非线性光学胶原交联 (NLO CXL) 治疗圆锥角膜

基本信息

批准号：
10611375
负责人：
James V Jester
金额：
$ 39.25万
依托单位：
UNIVERSITY OF CALIFORNIA-IRVINE
依托单位国家：
美国
项目类别：
财政年份：
2014
资助国家：
美国
起止时间：
2014-08-01 至 2025-04-30
项目状态：
未结题

项目摘要

Project Summary/Abstract Collagen crosslinking (CXL) using single photon, 380 nm, UVA light to photoactivate riboflavin (Rf) is known to induce a two-fold increase in collagen stiffness and 1-3 diopters of corneal flattening. While these effects have been shown to have significant therapeutic benefits for both treating Keratoconus and correcting minor refractive errors, there are several major drawbacks to this procedure, including post-operative pain and and delayed visual recovery with increased risk of bacterial infection and corneal scaring. In our recently completed, NEI funded research project we developed a two-photon, nonlinear optical (NLO) CXL approach using infrared femtosecond laser (FS) light that limits Rf photoactivation to the two-photon focal volume of an objective lens. This device uses an amplified FS laser to generate 760 nm, 0.3 μJ pulses at less than 46.1 mW total power (under the ANSI thermal limit for laser eye exposure), and can crosslink a 4 mm diameter area in less than 4 min, significantly enhance stromal stiffness 1.6 fold, and induce 1 to 2 diopters of corneal flattening in live rabbits. As part of this project, we have also developed a novel, FS laser based, corneal epithelial micromachining approach to create Microchannels (MicroCh) through the epithelium to greatly enhance transepithelial (TE) Rf diffusion. Goal of this project is to test the hypothesis that post-operative pain and delayed visual recovery is due to the excessive cellular damage caused by UVA CXL and that TE-NLO CXL shows significantly less cell damage with faster visual recovery. This hypothesis will be tested through the following specific aims: Aim 1. Optimize MicroCh TE Rf stromal penetration by determining the effects of pulse energy, density and depth on Rf stromal concentration and epithelial/stromal integrity as compared to other excipient TE approaches using ex vivo rabbit eyes. Aim 2. Determine the effects of TE Rf penetration on corneal epithelial and stromal integrity comparing MicroCh to optimal excipient Rf approaches identified in SA1 using an ex vivo rabbit eye model to measure epithelial/stromal cell death and induced inflammatory gene expression at 3 hours and 24 hours with and without UVA or NLO CXL. Aim 3. Determine the effects MicroCh Rf delivery and UVA versus NLO CXL in live rabbits by assessing the effects on epithelial integrity, corneal sensitivity, stromal inflammation, wound healing and visual recovery.
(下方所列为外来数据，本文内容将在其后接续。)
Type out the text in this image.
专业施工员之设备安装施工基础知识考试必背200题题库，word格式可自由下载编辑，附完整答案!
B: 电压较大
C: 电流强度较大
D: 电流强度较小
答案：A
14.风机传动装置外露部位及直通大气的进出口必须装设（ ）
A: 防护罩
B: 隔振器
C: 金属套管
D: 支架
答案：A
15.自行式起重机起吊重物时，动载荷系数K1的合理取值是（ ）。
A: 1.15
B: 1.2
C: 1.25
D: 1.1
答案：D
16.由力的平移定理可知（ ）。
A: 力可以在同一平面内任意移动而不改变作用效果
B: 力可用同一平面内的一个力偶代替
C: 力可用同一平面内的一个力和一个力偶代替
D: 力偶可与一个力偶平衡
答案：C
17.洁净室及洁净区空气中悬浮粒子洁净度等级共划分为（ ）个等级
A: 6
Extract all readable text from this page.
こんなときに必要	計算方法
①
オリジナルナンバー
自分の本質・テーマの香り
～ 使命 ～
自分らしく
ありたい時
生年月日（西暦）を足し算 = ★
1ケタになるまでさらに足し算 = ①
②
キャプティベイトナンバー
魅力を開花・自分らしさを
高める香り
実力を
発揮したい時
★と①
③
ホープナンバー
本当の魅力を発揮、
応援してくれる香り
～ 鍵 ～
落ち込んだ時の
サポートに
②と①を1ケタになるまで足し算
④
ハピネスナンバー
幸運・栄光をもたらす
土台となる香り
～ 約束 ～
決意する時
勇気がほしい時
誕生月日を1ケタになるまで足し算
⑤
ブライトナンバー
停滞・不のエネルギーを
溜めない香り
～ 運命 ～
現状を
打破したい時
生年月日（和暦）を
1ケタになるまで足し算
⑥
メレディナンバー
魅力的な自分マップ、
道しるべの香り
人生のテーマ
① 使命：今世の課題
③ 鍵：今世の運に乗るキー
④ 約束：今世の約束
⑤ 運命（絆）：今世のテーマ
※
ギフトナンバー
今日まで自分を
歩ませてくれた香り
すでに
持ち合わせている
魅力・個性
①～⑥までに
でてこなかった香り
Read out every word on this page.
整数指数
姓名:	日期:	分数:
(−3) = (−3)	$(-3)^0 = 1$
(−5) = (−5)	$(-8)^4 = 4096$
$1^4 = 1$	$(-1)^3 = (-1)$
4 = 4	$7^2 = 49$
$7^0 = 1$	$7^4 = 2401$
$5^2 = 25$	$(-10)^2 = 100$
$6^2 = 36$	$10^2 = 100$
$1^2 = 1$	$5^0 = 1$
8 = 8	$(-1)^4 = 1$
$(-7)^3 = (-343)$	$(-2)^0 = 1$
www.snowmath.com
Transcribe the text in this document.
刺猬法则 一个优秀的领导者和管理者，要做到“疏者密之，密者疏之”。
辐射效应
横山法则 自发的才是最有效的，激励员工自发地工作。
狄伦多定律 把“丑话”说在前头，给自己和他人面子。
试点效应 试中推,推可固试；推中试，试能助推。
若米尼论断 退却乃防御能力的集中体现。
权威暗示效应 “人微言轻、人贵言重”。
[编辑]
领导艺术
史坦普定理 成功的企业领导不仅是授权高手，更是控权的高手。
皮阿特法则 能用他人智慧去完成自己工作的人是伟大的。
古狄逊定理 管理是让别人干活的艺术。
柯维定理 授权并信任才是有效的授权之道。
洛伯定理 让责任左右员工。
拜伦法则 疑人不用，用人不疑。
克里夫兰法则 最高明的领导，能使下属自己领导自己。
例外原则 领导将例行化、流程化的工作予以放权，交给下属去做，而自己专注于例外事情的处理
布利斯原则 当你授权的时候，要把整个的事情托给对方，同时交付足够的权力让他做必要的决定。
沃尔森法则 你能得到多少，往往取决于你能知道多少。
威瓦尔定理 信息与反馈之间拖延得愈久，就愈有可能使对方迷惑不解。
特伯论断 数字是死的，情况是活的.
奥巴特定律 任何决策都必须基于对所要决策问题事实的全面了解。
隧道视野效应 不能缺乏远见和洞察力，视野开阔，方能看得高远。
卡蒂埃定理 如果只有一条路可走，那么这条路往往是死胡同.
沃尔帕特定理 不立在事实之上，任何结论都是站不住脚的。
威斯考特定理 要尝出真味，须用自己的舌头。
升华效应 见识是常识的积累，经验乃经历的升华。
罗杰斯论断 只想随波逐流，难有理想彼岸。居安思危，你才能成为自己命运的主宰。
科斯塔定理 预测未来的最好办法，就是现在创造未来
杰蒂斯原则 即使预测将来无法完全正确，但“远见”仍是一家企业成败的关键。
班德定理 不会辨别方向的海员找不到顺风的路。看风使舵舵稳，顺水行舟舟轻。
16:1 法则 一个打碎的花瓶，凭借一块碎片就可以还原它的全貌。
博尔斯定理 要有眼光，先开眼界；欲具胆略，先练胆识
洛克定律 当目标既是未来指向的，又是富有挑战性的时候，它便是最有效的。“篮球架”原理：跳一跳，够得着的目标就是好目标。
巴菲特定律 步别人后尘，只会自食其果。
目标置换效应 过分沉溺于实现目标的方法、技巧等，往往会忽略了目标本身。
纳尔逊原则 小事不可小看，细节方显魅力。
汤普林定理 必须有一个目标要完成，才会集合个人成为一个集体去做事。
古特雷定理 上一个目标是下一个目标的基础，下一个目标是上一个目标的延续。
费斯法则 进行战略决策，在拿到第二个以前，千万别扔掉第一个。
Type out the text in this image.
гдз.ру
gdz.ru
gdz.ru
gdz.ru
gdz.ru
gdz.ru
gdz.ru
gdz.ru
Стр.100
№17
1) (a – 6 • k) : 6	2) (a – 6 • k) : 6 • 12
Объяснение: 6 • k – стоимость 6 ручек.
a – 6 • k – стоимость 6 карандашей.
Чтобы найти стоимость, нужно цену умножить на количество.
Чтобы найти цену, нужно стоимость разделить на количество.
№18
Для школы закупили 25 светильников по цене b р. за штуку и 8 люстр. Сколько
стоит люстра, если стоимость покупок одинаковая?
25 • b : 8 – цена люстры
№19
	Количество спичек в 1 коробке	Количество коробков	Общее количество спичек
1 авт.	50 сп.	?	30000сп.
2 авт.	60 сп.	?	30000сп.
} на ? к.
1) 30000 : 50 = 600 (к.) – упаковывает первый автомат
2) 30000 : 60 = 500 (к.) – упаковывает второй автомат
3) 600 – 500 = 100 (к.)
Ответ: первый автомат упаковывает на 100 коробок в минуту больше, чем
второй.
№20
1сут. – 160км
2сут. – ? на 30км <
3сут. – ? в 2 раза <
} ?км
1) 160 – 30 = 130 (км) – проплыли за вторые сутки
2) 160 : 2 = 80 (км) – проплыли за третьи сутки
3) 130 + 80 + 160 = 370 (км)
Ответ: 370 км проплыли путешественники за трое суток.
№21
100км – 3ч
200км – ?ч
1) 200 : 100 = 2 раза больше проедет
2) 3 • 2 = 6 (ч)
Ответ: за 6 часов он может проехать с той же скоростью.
项目总结/摘要使用单光子、380 nm、UVA光来光活化核黄素（Rf）的胶原交联（CXL）是已知其诱导胶原硬度增加两倍和角膜变平1-3屈光度。虽然这些已经显示出对于治疗圆锥角膜和矫正圆锥角膜虽然屈光不正较小，但该手术存在几个主要缺点，包括术后疼痛和延迟视力恢复，增加细菌感染和角膜瘢痕形成的风险。在我们最近完成，NEI资助的研究项目，我们开发了一种双光子，非线性光学（NLO）CXL方法使用红外飞秒激光（FS）光，其将Rf光活化限制在物镜透镜。该装置使用放大的FS激光器产生760 nm，0.3 μJ的脉冲，小于46.1 mW的总功率（低于ANSI对激光人眼照射的热限值），并且可以交联4 mm直径的区域在小于4 min内，显著增强基质硬度1.6倍，并诱导1 - 2屈光度的角膜在活兔子中变平。作为该项目的一部分，我们还开发了一种新型的基于FS激光的角膜上皮微加工方法，以创建通过上皮的微通道（MicroCh），增强跨上皮（TE）Rf扩散。这个项目的目标是测试手术后疼痛的假设，延迟的视力恢复是由于UVA CXL引起的过度细胞损伤， CXL显示出明显更少的细胞损伤，视力恢复更快。这一假设将通过具体目标如下：目标1。通过确定以下因素的影响优化MicroCh TE Rf基质渗透脉冲能量、密度和深度对Rf基质浓度和上皮/基质完整性的影响，使用离体兔眼的其他赋形剂TE方法。目标2.确定TE Rf穿透的影响对角膜上皮和基质完整性的影响，比较MicroCh与 SA 1使用离体兔眼模型测量上皮/基质细胞死亡和诱导的炎症基因在有和没有UVA或NLO CXL的情况下，在3小时和24小时的表达。目标3。确定MicroCh的影响通过评估对上皮完整性、角膜完整性和角膜完整性的影响，在活兔中比较Rf递送和UVA与NLO CXL 敏感性、基质炎症、伤口愈合和视力恢复。